Beatriz de Holanda

(Beatriz Guillermina Armgard de Orange-Nassau y de Lippe-Biesterfeld; Soestdjik, 1938) Reina de los Países Bajos (1980-2013). Primogénita de la reina Juliana de Holanda y del príncipe Bernardo de Lippe-Biesterfeld, fue la tercera soberana consecutiva de su país y la cuarta mujer que desempeñó la más alta magistratura de los Países Bajos. Era biznieta de Emma, regente durante 10 años, nieta de Guillermina e hija de Juliana, que abdicó a su favor a los 82 años.

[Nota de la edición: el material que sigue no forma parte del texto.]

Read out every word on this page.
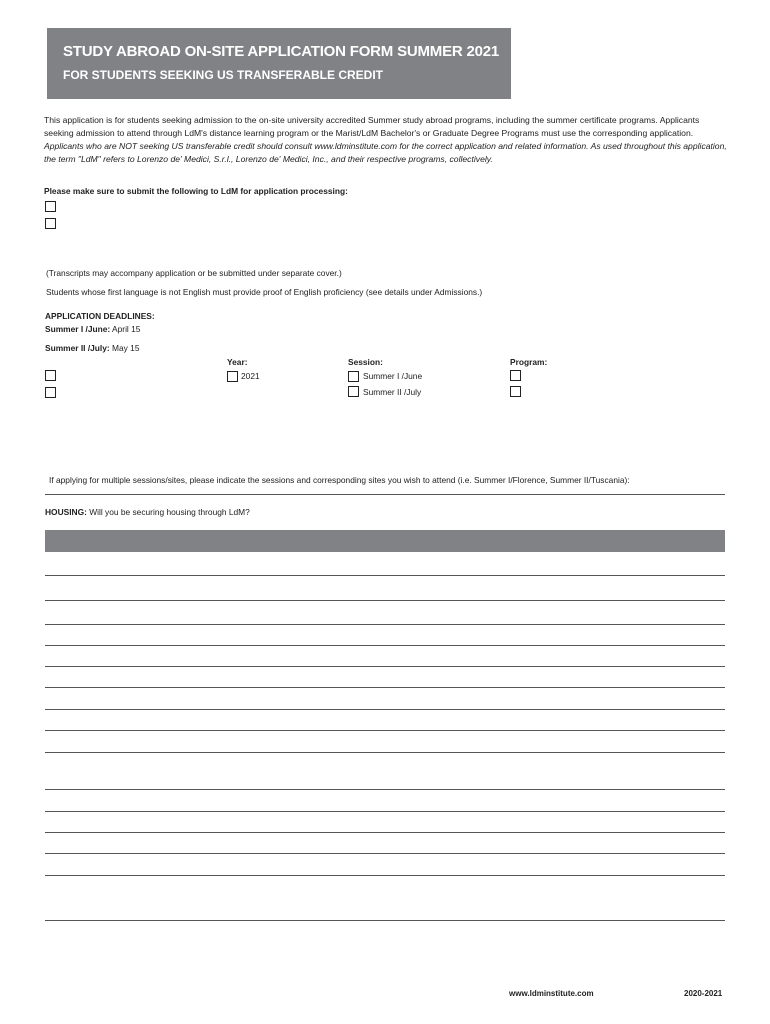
STUDY ABROAD ON-SITE APPLICATION FORM SUMMER 2021
FOR STUDENTS SEEKING US TRANSFERABLE CREDIT
This application is for students seeking admission to the on-site university accredited Summer study abroad programs, including the summer certificate programs. Applicants seeking admission to attend through LdM's distance learning program or the Marist/LdM Bachelor's or Graduate Degree Programs must use the corresponding application. Applicants who are NOT seeking US transferable credit should consult www.ldminstitute.com for the correct application and related information. As used throughout this application, the term "LdM" refers to Lorenzo de' Medici, S.r.l., Lorenzo de' Medici, Inc., and their respective programs, collectively.
Please make sure to submit the following to LdM for application processing:
(Transcripts may accompany application or be submitted under separate cover.)
Students whose first language is not English must provide proof of English proficiency (see details under Admissions.)
APPLICATION DEADLINES:
Summer I /June: April 15
Summer II /July: May 15
Year:
2021
Session:
Summer I /June
Summer II /July
Program:
If applying for multiple sessions/sites, please indicate the sessions and corresponding sites you wish to attend (i.e. Summer I/Florence, Summer II/Tuscania):
HOUSING: Will you be securing housing through LdM?
www.ldminstitute.com	2020-2021
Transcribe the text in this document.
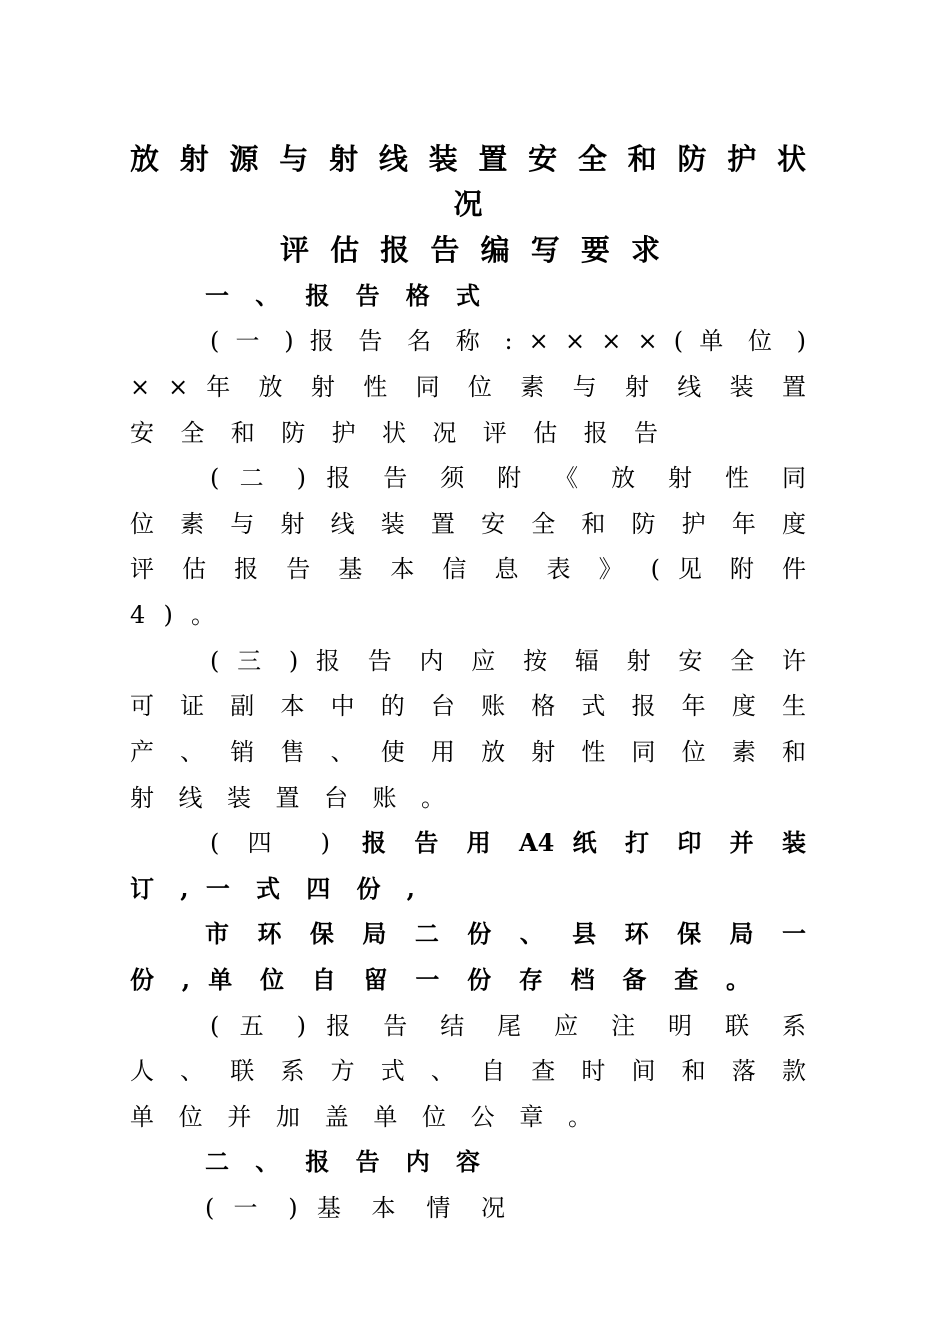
放 射 源 与 射 线 装 置 安 全 和 防 护 状
况
评 估 报 告 编 写 要 求
一 、 报 告 格 式
( 一 ) 报 告 名 称 : × × × × ( 单 位 )
× × 年 放 射 性 同 位 素 与 射 线 装 置
安 全 和 防 护 状 况 评 估 报 告
( 二 ) 报 告 须 附 《 放 射 性 同
位 素 与 射 线 装 置 安 全 和 防 护 年 度
评 估 报 告 基 本 信 息 表 》 ( 见 附 件
4 ) 。
( 三 ) 报 告 内 应 按 辐 射 安 全 许
可 证 副 本 中 的 台 账 格 式 报 年 度 生
产 、 销 售 、 使 用 放 射 性 同 位 素 和
射 线 装 置 台 账 。
( 四 ) 报 告 用 A4 纸 打 印 并 装
订 , 一 式 四 份 ,
市 环 保 局 二 份 、 县 环 保 局 一
份 , 单 位 自 留 一 份 存 档 备 查 。
( 五 ) 报 告 结 尾 应 注 明 联 系
人 、 联 系 方 式 、 自 查 时 间 和 落 款
单 位 并 加 盖 单 位 公 章 。
二 、 报 告 内 容
( 一 ) 基 本 情 况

Beatriz de Holanda y Claus von Amsberg

A comienzos de la Segunda Guerra Mundial marchó con su familia al exilio en Canadá, alternando durante la guerra estancias en Canadá e Inglaterra. A su mayoría de edad, como futura reina de su país, Beatriz fue nombrada miembro del Consejo de Estado, comenzando a prepararse para las obligaciones establecidas en la Real Constitución holandesa. Realizó labores diplomáticas en viajes a las posesiones antillanas, Indonesia y Estados Unidos de América.

La princesa Beatriz de Holanda cursó estudios en la Nueva Escuela de Baarn y en la Universidad de Leiden, mostrando especial predisposición para la sociología, la psicología y el derecho y graduándose en 1961. El 2 de marzo 1966 se casó con Claus von Amsberg, diplomático alemán y ex oficial del ejército alemán y de las Juventudes Hitlerianas, que se convirtió en su principal consejero y hombre de relaciones públicas y con quien tuvo tres hijos: Guillermo Alejandro, Juan Friso y Constantino.

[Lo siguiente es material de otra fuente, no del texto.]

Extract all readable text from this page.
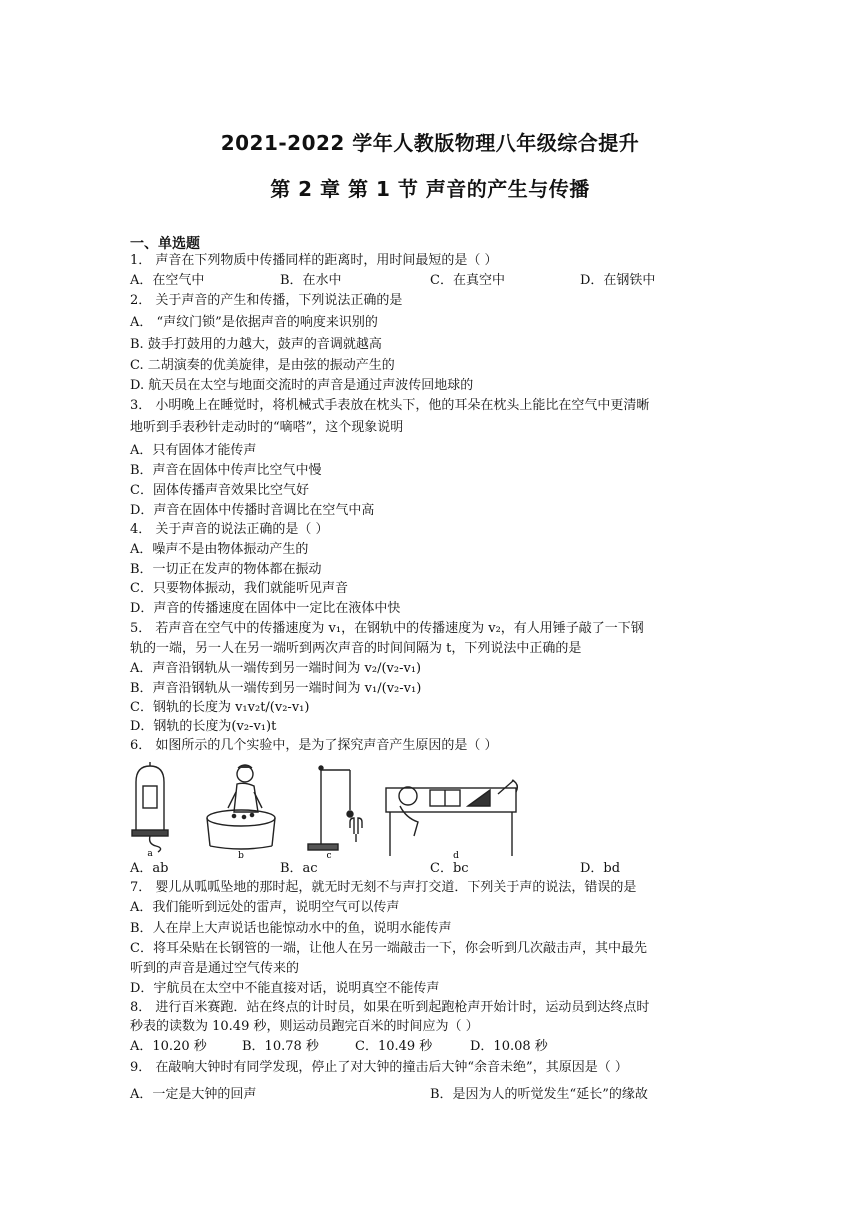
2021-2022 学年人教版物理八年级综合提升
第 2 章 第 1 节 声音的产生与传播
一、单选题
1． 声音在下列物质中传播同样的距离时，用时间最短的是（ ）
A．在空气中	B．在水中	C．在真空中	D．在钢铁中
2． 关于声音的产生和传播，下列说法正确的是
A． “声纹门锁”是依据声音的响度来识别的
B. 鼓手打鼓用的力越大，鼓声的音调就越高
C. 二胡演奏的优美旋律，是由弦的振动产生的
D. 航天员在太空与地面交流时的声音是通过声波传回地球的
3． 小明晚上在睡觉时，将机械式手表放在枕头下，他的耳朵在枕头上能比在空气中更清晰
地听到手表秒针走动时的“嘀嗒”，这个现象说明
A．只有固体才能传声
B．声音在固体中传声比空气中慢
C．固体传播声音效果比空气好
D．声音在固体中传播时音调比在空气中高
4． 关于声音的说法正确的是（ ）
A．噪声不是由物体振动产生的
B．一切正在发声的物体都在振动
C．只要物体振动，我们就能听见声音
D．声音的传播速度在固体中一定比在液体中快
5． 若声音在空气中的传播速度为 v₁，在钢轨中的传播速度为 v₂，有人用锤子敲了一下钢
轨的一端，另一人在另一端听到两次声音的时间间隔为 t，下列说法中正确的是
A．声音沿钢轨从一端传到另一端时间为 v₂/(v₂-v₁)
B．声音沿钢轨从一端传到另一端时间为 v₁/(v₂-v₁)
C．钢轨的长度为 v₁v₂t/(v₂-v₁)
D．钢轨的长度为(v₂-v₁)t
6． 如图所示的几个实验中，是为了探究声音产生原因的是（ ）
a	b	c	d
A．ab	B．ac	C．bc	D．bd
7． 婴儿从呱呱坠地的那时起，就无时无刻不与声打交道．下列关于声的说法，错误的是
A．我们能听到远处的雷声，说明空气可以传声
B．人在岸上大声说话也能惊动水中的鱼，说明水能传声
C．将耳朵贴在长钢管的一端，让他人在另一端敲击一下，你会听到几次敲击声，其中最先
听到的声音是通过空气传来的
D．宇航员在太空中不能直接对话，说明真空不能传声
8． 进行百米赛跑．站在终点的计时员，如果在听到起跑枪声开始计时，运动员到达终点时
秒表的读数为 10.49 秒，则运动员跑完百米的时间应为（ ）
A．10.20 秒	B．10.78 秒	C．10.49 秒	D．10.08 秒
9． 在敲响大钟时有同学发现，停止了对大钟的撞击后大钟“余音未绝”，其原因是（ ）
A．一定是大钟的回声	B．是因为人的听觉发生“延长”的缘故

La boda fue muy criticada en los medios políticos y populares de un país muy sensibilizado desde la ocupación alemana. El 30 de abril de 1980 Beatriz Guillermina Armgard fue coronada como Beatriz I de los Países Bajos, después de la abdicación de su madre tras varios escándalos sobre su vida íntima y sobre la implicación de su marido, el príncipe Bernardo, en el escándalo financiero de la Lockheed.

Doctorada en filosofía y letras, aficionada a la escultura y de carácter temperamental, la reina Beatriz asumió el trono con la promesa de comprometerse con los problemas sociales de su país. Con una fortuna superior a la de la casa real británica, pero puntual en el pago de sus impuestos y decidida inversora en la industria holandesa, es una figura admirada por sus súbditos. En 2013 abdicó en favor de su hijo Guillermo Alejandro.